No one tells you when they tell you you have cirrhosis that eventually you'll all of a sudden start choking on your own blood. This is called a cirrhotic hemorrhage. ... She'd been Diagnosed for years. She'd go to Meetings for a few weeks, then drink on the couch, silent, telling him if the phone rang she wasn't home. After a few weeks of this she'd spend a whole day weeping, beating at herself as if on fire. Then she'd go back to Meetings for a while. ... At first Gately just couldn't go out to the Long-Term place, couldn't see her out there. Couldn't deal. Then after some time passed he couldn't go because he couldn't face her and try and explain why he hadn't come before now. Ten-plus years have gone like that.

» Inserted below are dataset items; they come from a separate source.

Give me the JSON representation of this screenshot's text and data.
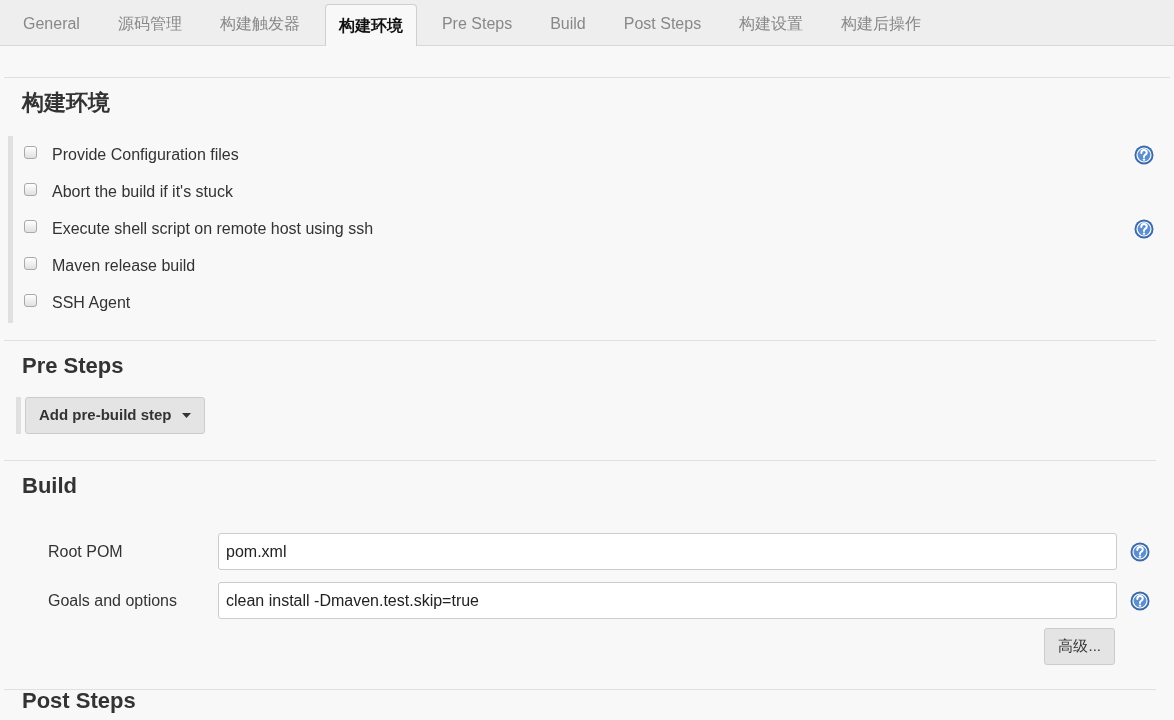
{
  "tabs": [
    {
      "label": "General",
      "selected": false
    },
    {
      "label": "源码管理",
      "selected": false
    },
    {
      "label": "构建触发器",
      "selected": false
    },
    {
      "label": "构建环境",
      "selected": true
    },
    {
      "label": "Pre Steps",
      "selected": false
    },
    {
      "label": "Build",
      "selected": false
    },
    {
      "label": "Post Steps",
      "selected": false
    },
    {
      "label": "构建设置",
      "selected": false
    },
    {
      "label": "构建后操作",
      "selected": false
    }
  ],
  "build_environment": {
    "title": "构建环境",
    "options": [
      {
        "label": "Provide Configuration files",
        "checked": false,
        "help": true
      },
      {
        "label": "Abort the build if it's stuck",
        "checked": false,
        "help": false
      },
      {
        "label": "Execute shell script on remote host using ssh",
        "checked": false,
        "help": true
      },
      {
        "label": "Maven release build",
        "checked": false,
        "help": false
      },
      {
        "label": "SSH Agent",
        "checked": false,
        "help": false
      }
    ]
  },
  "pre_steps": {
    "title": "Pre Steps",
    "button": "Add pre-build step"
  },
  "build": {
    "title": "Build",
    "fields": [
      {
        "label": "Root POM",
        "value": "pom.xml",
        "help": true
      },
      {
        "label": "Goals and options",
        "value": "clean install -Dmaven.test.skip=true",
        "help": true
      }
    ],
    "advanced_button": "高级..."
  },
  "post_steps": {
    "title": "Post Steps"
  }
}
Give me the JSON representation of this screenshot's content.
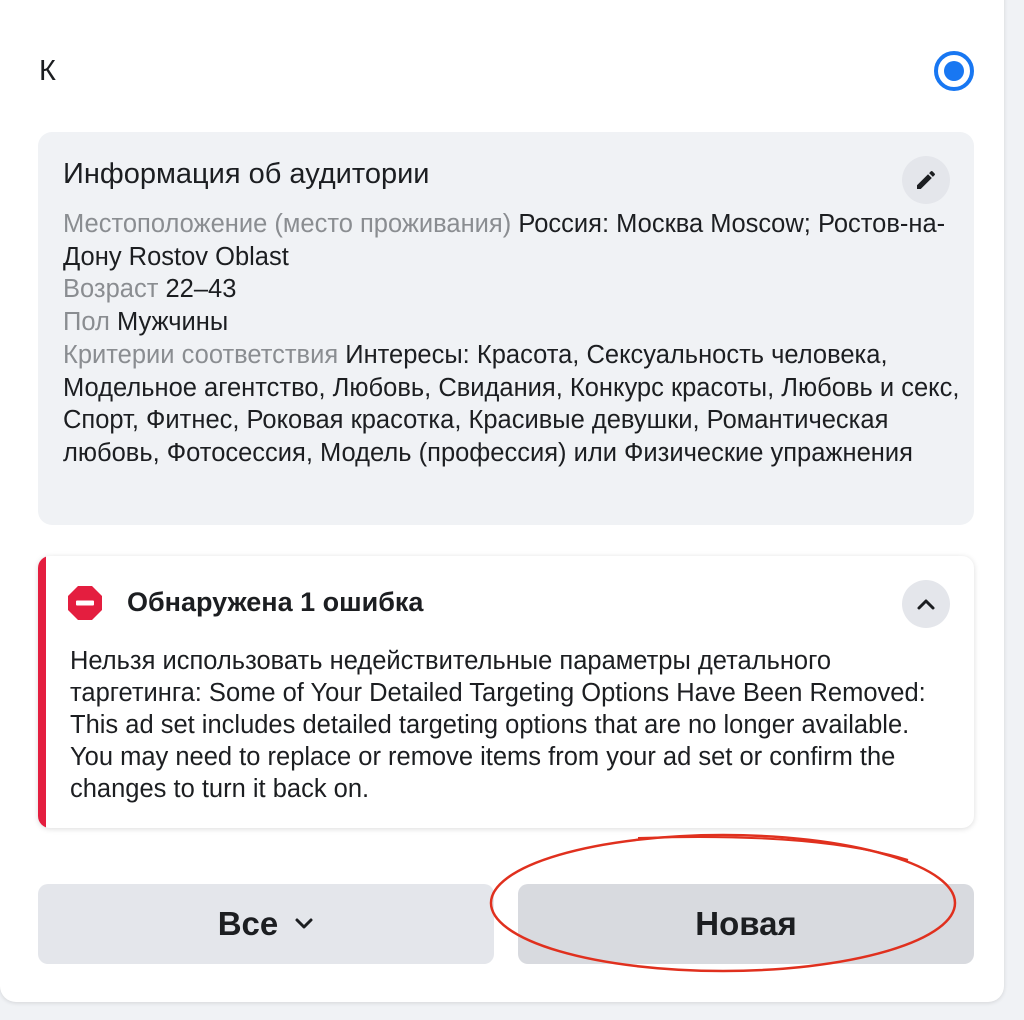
{
  "audience": {
    "name": "К",
    "selected": true
  },
  "info": {
    "title": "Информация об аудитории",
    "location_label": "Местоположение (место проживания)",
    "location_value": "Россия: Москва Moscow; Ростов-на-Дону Rostov Oblast",
    "age_label": "Возраст",
    "age_value": "22–43",
    "gender_label": "Пол",
    "gender_value": "Мужчины",
    "criteria_label": "Критерии соответствия",
    "criteria_value": "Интересы: Красота, Сексуальность человека, Модельное агентство, Любовь, Свидания, Конкурс красоты, Любовь и секс, Спорт, Фитнес, Роковая красотка, Красивые девушки, Романтическая любовь, Фотосессия, Модель (профессия) или Физические упражнения"
  },
  "error": {
    "title": "Обнаружена 1 ошибка",
    "message": "Нельзя использовать недействительные параметры детального таргетинга: Some of Your Detailed Targeting Options Have Been Removed: This ad set includes detailed targeting options that are no longer available. You may need to replace or remove items from your ad set or confirm the changes to turn it back on."
  },
  "buttons": {
    "all_label": "Все",
    "new_label": "Новая"
  },
  "colors": {
    "accent": "#1877f2",
    "error": "#e41e3f",
    "annotation": "#e0301e"
  },
  "icons": {
    "edit": "pencil-icon",
    "error": "error-stop-icon",
    "collapse": "chevron-up-icon",
    "dropdown": "chevron-down-icon"
  }
}
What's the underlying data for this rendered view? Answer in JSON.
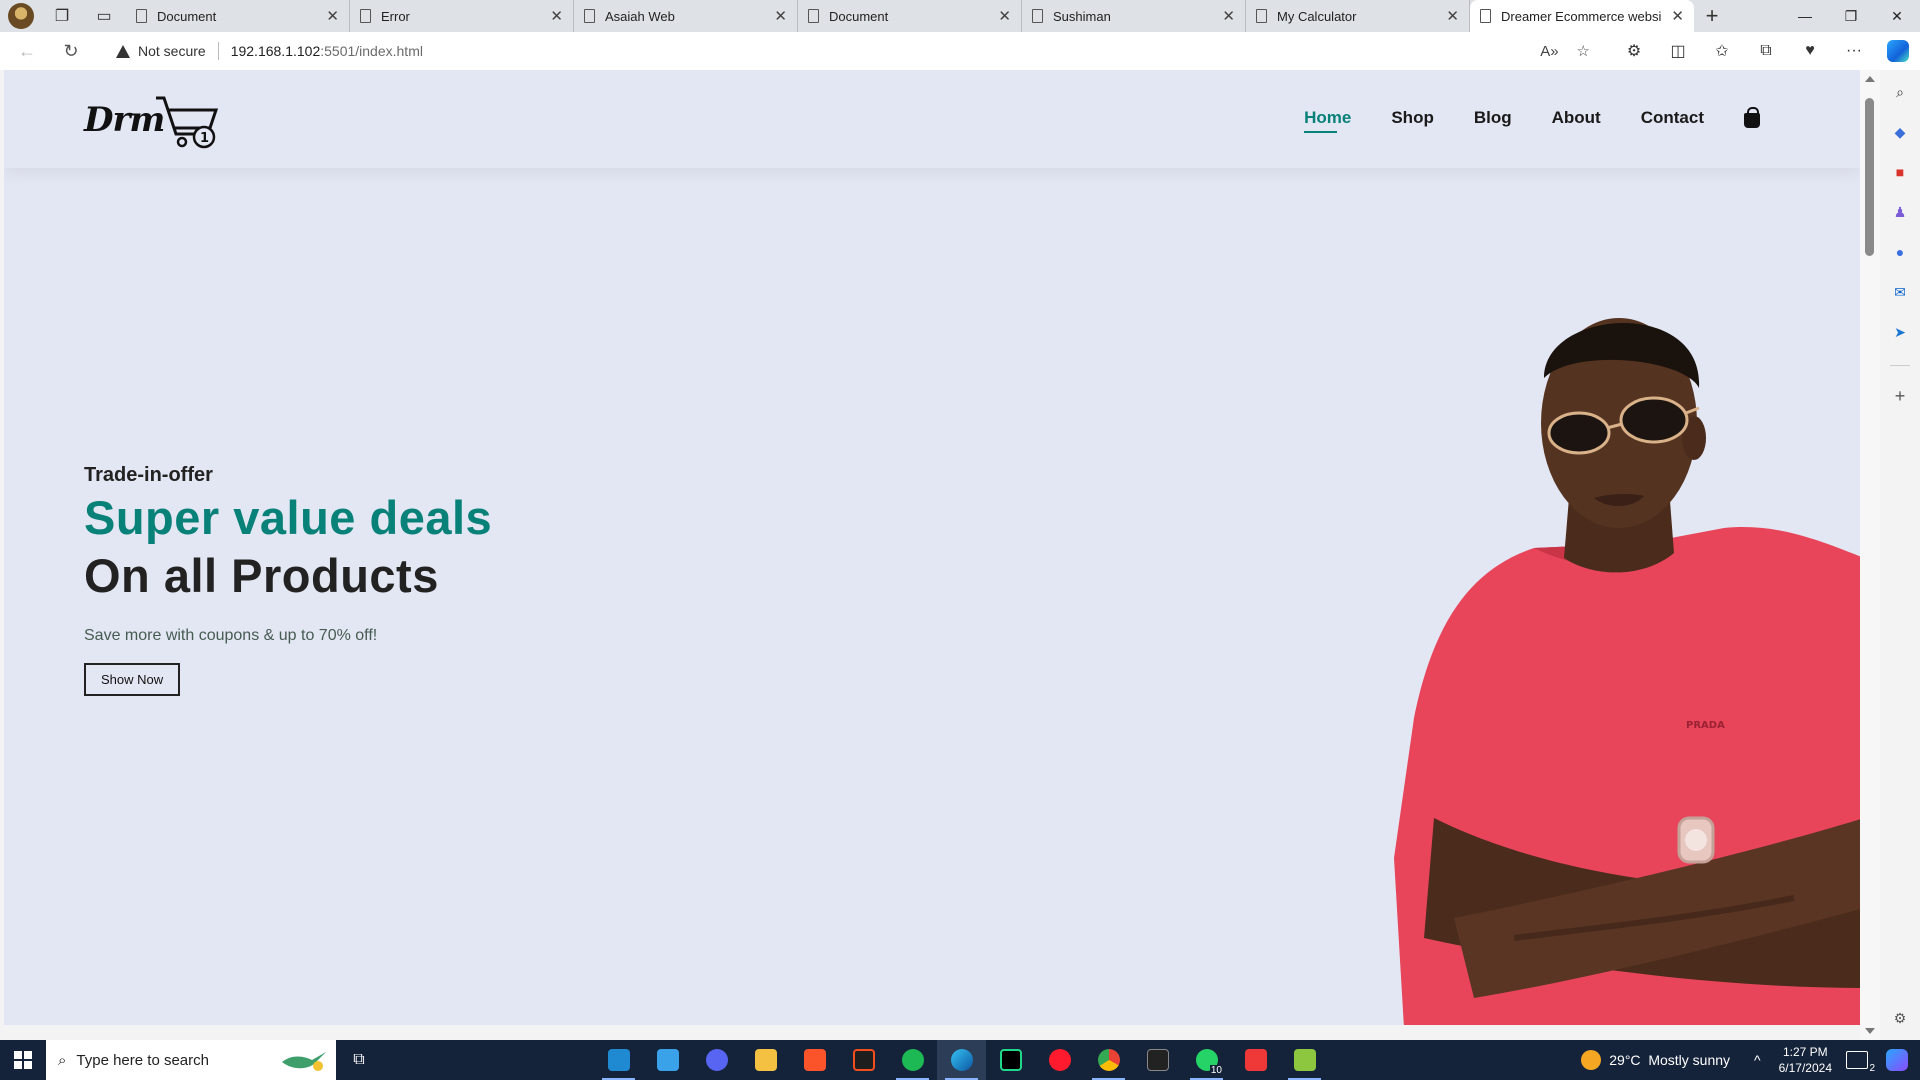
{
  "browser": {
    "tabs": [
      {
        "label": "Document",
        "active": false
      },
      {
        "label": "Error",
        "active": false
      },
      {
        "label": "Asaiah Web",
        "active": false
      },
      {
        "label": "Document",
        "active": false
      },
      {
        "label": "Sushiman",
        "active": false
      },
      {
        "label": "My Calculator",
        "active": false
      },
      {
        "label": "Dreamer Ecommerce website",
        "active": true
      }
    ],
    "security_label": "Not secure",
    "url_host": "192.168.1.102",
    "url_rest": ":5501/index.html"
  },
  "site": {
    "logo_text": "Drm",
    "cart_count": "1",
    "nav": [
      {
        "label": "Home",
        "active": true
      },
      {
        "label": "Shop",
        "active": false
      },
      {
        "label": "Blog",
        "active": false
      },
      {
        "label": "About",
        "active": false
      },
      {
        "label": "Contact",
        "active": false
      }
    ],
    "hero": {
      "kicker": "Trade-in-offer",
      "headline": "Super value deals",
      "subhead": "On all Products",
      "promo": "Save more with coupons & up to 70% off!",
      "button_label": "Show Now",
      "shirt_text": "PRADA"
    }
  },
  "taskbar": {
    "search_placeholder": "Type here to search",
    "weather": "29°C  Mostly sunny",
    "time": "1:27 PM",
    "date": "6/17/2024",
    "whatsapp_badge": "10",
    "notification_count": "2"
  },
  "colors": {
    "brand": "#088178",
    "page_bg": "#e3e6f3",
    "taskbar": "#15233a"
  }
}
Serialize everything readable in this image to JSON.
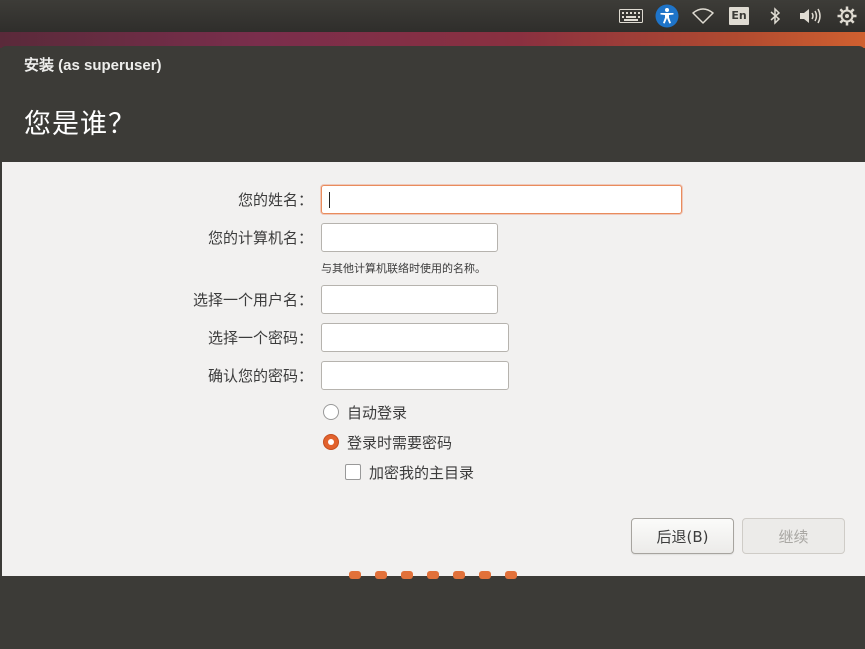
{
  "system_tray": {
    "icons": [
      "keyboard-icon",
      "accessibility-icon",
      "wifi-icon",
      "language-indicator",
      "bluetooth-icon",
      "volume-icon",
      "settings-gear-icon"
    ],
    "language": "En"
  },
  "window": {
    "title": "安装 (as superuser)",
    "heading": "您是谁？"
  },
  "form": {
    "name_label": "您的姓名：",
    "name_value": "",
    "computer_name_label": "您的计算机名：",
    "computer_name_value": "",
    "computer_name_hint": "与其他计算机联络时使用的名称。",
    "username_label": "选择一个用户名：",
    "username_value": "",
    "password_label": "选择一个密码：",
    "password_value": "",
    "confirm_password_label": "确认您的密码：",
    "confirm_password_value": ""
  },
  "login_options": {
    "auto_login_label": "自动登录",
    "auto_login_selected": false,
    "require_password_label": "登录时需要密码",
    "require_password_selected": true,
    "encrypt_home_label": "加密我的主目录",
    "encrypt_home_checked": false
  },
  "buttons": {
    "back_label": "后退(B)",
    "continue_label": "继续"
  },
  "progress": {
    "total_steps": 7,
    "dot_color": "#e1713a"
  },
  "colors": {
    "accent": "#e2622d",
    "header_bg": "#3c3b37",
    "content_bg": "#f2f1f0"
  }
}
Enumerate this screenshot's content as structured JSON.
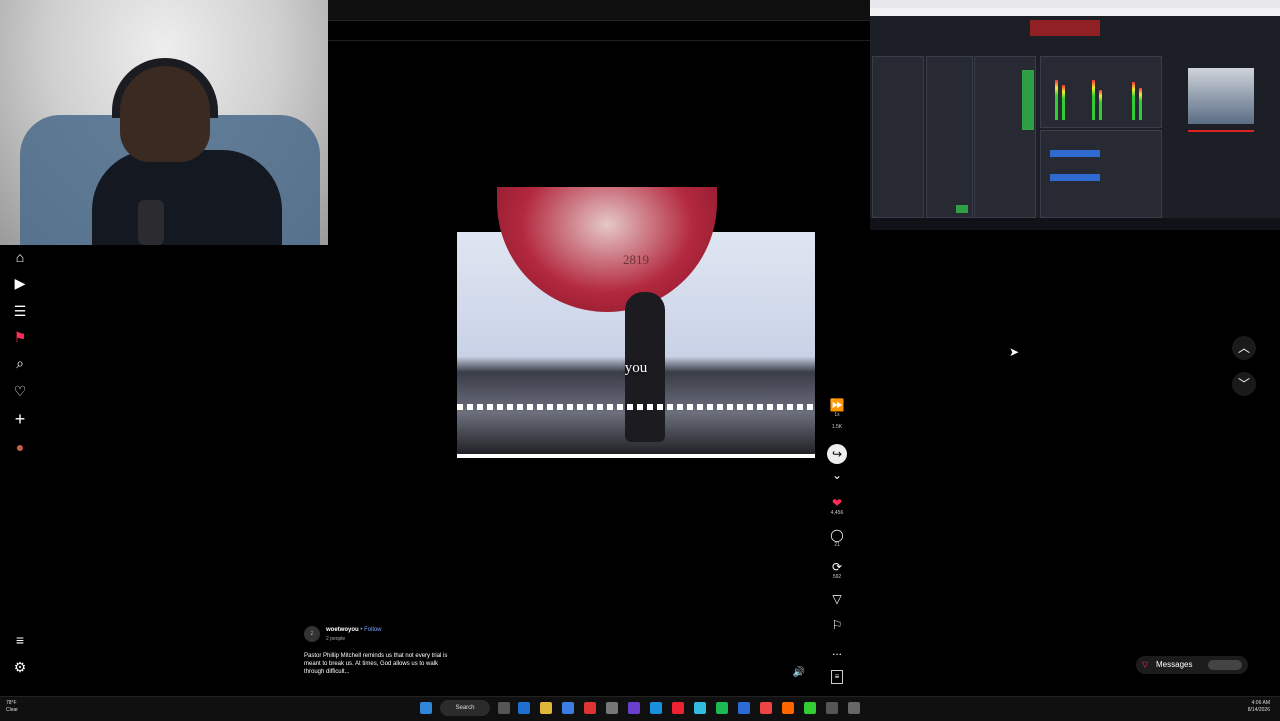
{
  "webcam": {
    "label": "Streamer webcam"
  },
  "left_nav": {
    "items": [
      {
        "name": "home-icon",
        "glyph": "⌂"
      },
      {
        "name": "play-icon",
        "glyph": "▶"
      },
      {
        "name": "subscriptions-icon",
        "glyph": "☰"
      },
      {
        "name": "notifications-icon",
        "glyph": "⚑"
      },
      {
        "name": "search-icon",
        "glyph": "⌕"
      },
      {
        "name": "favorites-icon",
        "glyph": "♡"
      },
      {
        "name": "create-icon",
        "glyph": "+"
      },
      {
        "name": "profile-avatar-icon",
        "glyph": "●"
      }
    ],
    "bottom_items": [
      {
        "name": "menu-icon",
        "glyph": "≡"
      },
      {
        "name": "apps-icon",
        "glyph": "⚙"
      }
    ]
  },
  "video": {
    "caption": "you",
    "seal_text": "2819"
  },
  "actions": {
    "speed_label": "1x",
    "views": "1.5K",
    "likes": "4,456",
    "comments": "21",
    "reposts": "592",
    "more": "..."
  },
  "post": {
    "username": "woetwoyou",
    "follow": "• Follow",
    "people": "2 people",
    "description": "Pastor Phillip Mitchell reminds us that not every trial is meant to break us. At times, God allows us to walk through difficult..."
  },
  "messages": {
    "label": "Messages"
  },
  "taskbar": {
    "weather_temp": "78°F",
    "weather_desc": "Clear",
    "search_label": "Search",
    "time": "4:06 AM",
    "date": "8/14/2026"
  },
  "colors": {
    "accent": "#ff2c55",
    "link": "#7ea7ff",
    "obs_bg": "#1d1f26"
  }
}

Wallace mentions these memories "burpling greasily" into Gately's memory. A similar description was used when Joelle was telling Gately about the meaninglessness of certain usages of the phrase "But for the Grace of God". At that time, Gately felt "a greasy wave of an old and almost unfamiliar panic, and for a second it seems inevitable that at some point in his life he's going to get high again and be back in the cage all over again".
Bits and Pieces:
Mario Incandenza, who "was usually next to impossible to agitate", is
weirdly agitated about Madame Psychosis's unannounced sabbatical ... WYYY had been evasive and unforthcoming about the whole thing. ... At no time had anyone of managerial pitch or timbre mentioned Madame Psychosis or what her story was or her date of expected return. Hal'd told Mario that the silence was a positive sign, that if she'd left the air for good the station would have had to say something.In an extremely detailed chapter regarding what happens during dawn drills at a junior tennis academy (all you need to know and much more), Wallace describes the colour of the early AM Boston sky the morning after the I.-Day celebration:
By the time they're all stretching out, lined up in rows along the service-and baselines, flexing and bowing, genuflecting to nothing, changing postures at the sound of a whistle, by this time the sky has lightened to the color of Kaopectate.And the look of the Charles River:
The river at dawn is a strip of foil's dull side.